The Aussie is mildly higher after the RBA left rates unchanged at 2.5%, as widely expected. The accompanying statement was largely unchanged from the August one, when the RBA lowered rates by 25 bps to 2.50%. One notable difference was that the RBA acknowledged recent volatility in the financial markets on a reassessment of outlook in US monetary policy, "Australian institutions have ample access to funding markets." Regarding the economy, the RBA continues to expect "reasonable prospects of a pick-up next year", and inflation was consistent with medium term target. The central bank also reiterated that while Aussie has depreciated by around 15% since April, further decline in exchange rate is still possible. Other data released from Australia saw retail sales rose less than expected by 0.1% m/m in July, and the current account deficit came in wider than expected at AUD -9.4b in Q2.
The SNB vice president Danthine reiterated the pledge that the central bank will keep the EUR/CHF floor as long as needed. He noted that, "it is there as long as it corresponds to monetary conditions [and] the cap isn't there forever". He also stated that, "conditions justifying the cap are still there", and, "inflation risks are non-existent in Switzerland at the moment." The SNB president said in a newspaper earlier in the week that there is no reason to give up the EUR/CHF floor yet as it's still needed to guard against deflation and recession. Swiss GDP will be featured in European session and is expected to show 0.3% q/q growth in Q2.

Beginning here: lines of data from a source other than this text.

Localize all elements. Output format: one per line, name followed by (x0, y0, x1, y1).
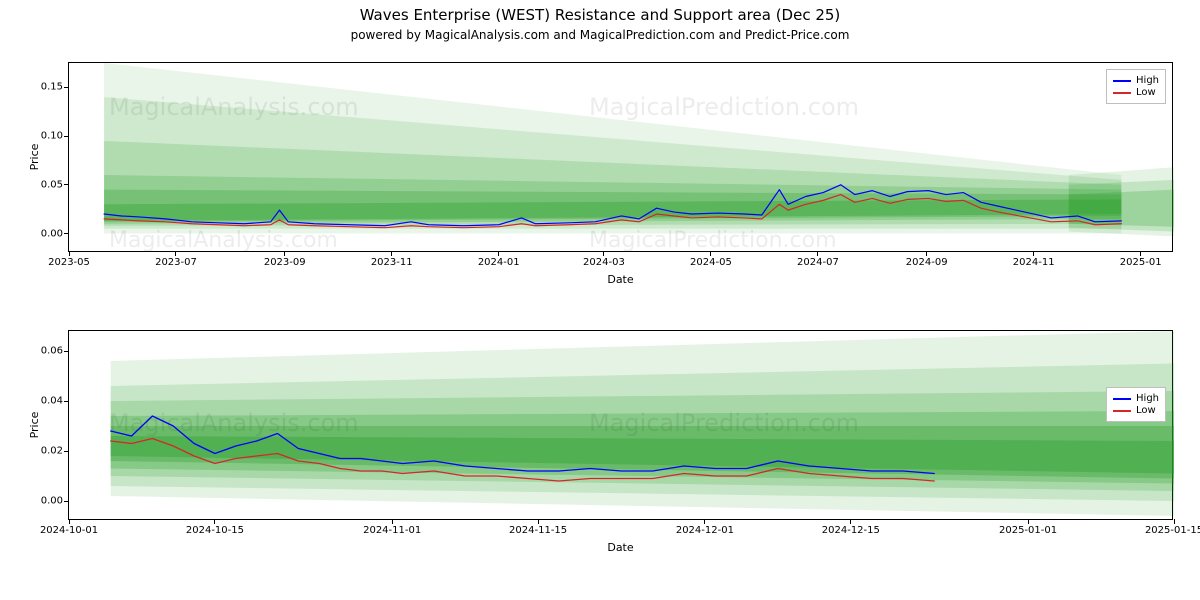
xtick-label: 2024-07 (797, 251, 839, 268)
legend-row: Low (1113, 87, 1159, 98)
xtick-label: 2024-11-15 (509, 519, 567, 536)
xtick-label: 2024-10-01 (40, 519, 98, 536)
xtick-label: 2025-01-01 (999, 519, 1057, 536)
legend-swatch (1113, 410, 1131, 412)
legend-row: High (1113, 393, 1159, 404)
xtick-label: 2025-01 (1120, 251, 1162, 268)
legend-label: High (1136, 75, 1159, 86)
xtick-label: 2024-12-15 (822, 519, 880, 536)
xtick-label: 2025-01-15 (1145, 519, 1200, 536)
xtick-label: 2023-09 (264, 251, 306, 268)
xtick-label: 2024-12-01 (676, 519, 734, 536)
legend-label: Low (1136, 405, 1156, 416)
figure: Waves Enterprise (WEST) Resistance and S… (0, 0, 1200, 600)
top-chart-svg (69, 63, 1172, 251)
ytick-label: 0.15 (41, 82, 69, 93)
ytick-label: 0.00 (41, 228, 69, 239)
chart-subtitle: powered by MagicalAnalysis.com and Magic… (0, 28, 1200, 42)
legend-label: High (1136, 393, 1159, 404)
xtick-label: 2023-07 (155, 251, 197, 268)
legend-swatch (1113, 92, 1131, 94)
xtick-label: 2024-01 (478, 251, 520, 268)
legend-swatch (1113, 80, 1131, 82)
xtick-label: 2023-05 (48, 251, 90, 268)
xtick-label: 2024-11 (1013, 251, 1055, 268)
ylabel-top: Price (28, 144, 41, 171)
xtick-label: 2024-09 (906, 251, 948, 268)
xtick-label: 2024-10-15 (186, 519, 244, 536)
xtick-label: 2024-11-01 (363, 519, 421, 536)
ytick-label: 0.02 (41, 446, 69, 457)
ytick-label: 0.06 (41, 346, 69, 357)
bottom-chart-panel: Price Date MagicalAnalysis.com MagicalPr… (68, 330, 1173, 520)
ylabel-bottom: Price (28, 412, 41, 439)
legend-row: Low (1113, 405, 1159, 416)
legend-bottom: HighLow (1106, 387, 1166, 422)
legend-row: High (1113, 75, 1159, 86)
bottom-chart-svg (69, 331, 1172, 519)
legend-swatch (1113, 398, 1131, 400)
ytick-label: 0.04 (41, 396, 69, 407)
xtick-label: 2024-03 (583, 251, 625, 268)
ytick-label: 0.00 (41, 496, 69, 507)
legend-top: HighLow (1106, 69, 1166, 104)
ytick-label: 0.05 (41, 179, 69, 190)
top-chart-panel: Price Date MagicalAnalysis.com MagicalPr… (68, 62, 1173, 252)
ytick-label: 0.10 (41, 131, 69, 142)
xtick-label: 2024-05 (690, 251, 732, 268)
xtick-label: 2023-11 (371, 251, 413, 268)
chart-title: Waves Enterprise (WEST) Resistance and S… (0, 6, 1200, 24)
legend-label: Low (1136, 87, 1156, 98)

The UK PMI construction will be a main focus in European session, and is expected to improve to 58.4 in August. The EUR/GBP dived yesterday on much better than expected UK manufacturing, and the PMI rose sharply to 57.2 in August versus expectation of 55. That's the fifth straight month of expansion and was the highest number since February 2011. Markit senior economist noted that the UK factories are "booming again" and the GDP could easily grow more than 1% in Q3. The economic outlook continue to reinforce expectation that BoE won't add new stimulus in near term. Released earlier today, UK BRC sales monitor rose 1.8% y/y in August. The eurozone will release its PPI for July. The BoE and ECB will meet later this week, and both are expected to stand pat.
Main focus of the day will be on the ISM manufacturing index, which is expected to drop back to 54 in August. In particular note that the employment component of the index improved markedly from June's 48.7 to 54.4 in July. A pleasure ISM employment will build up expectation of a solid NFP later this week. Major attention this week will be on the NFP figure, which should affirm the case for the Fed to taper asset purchases this month.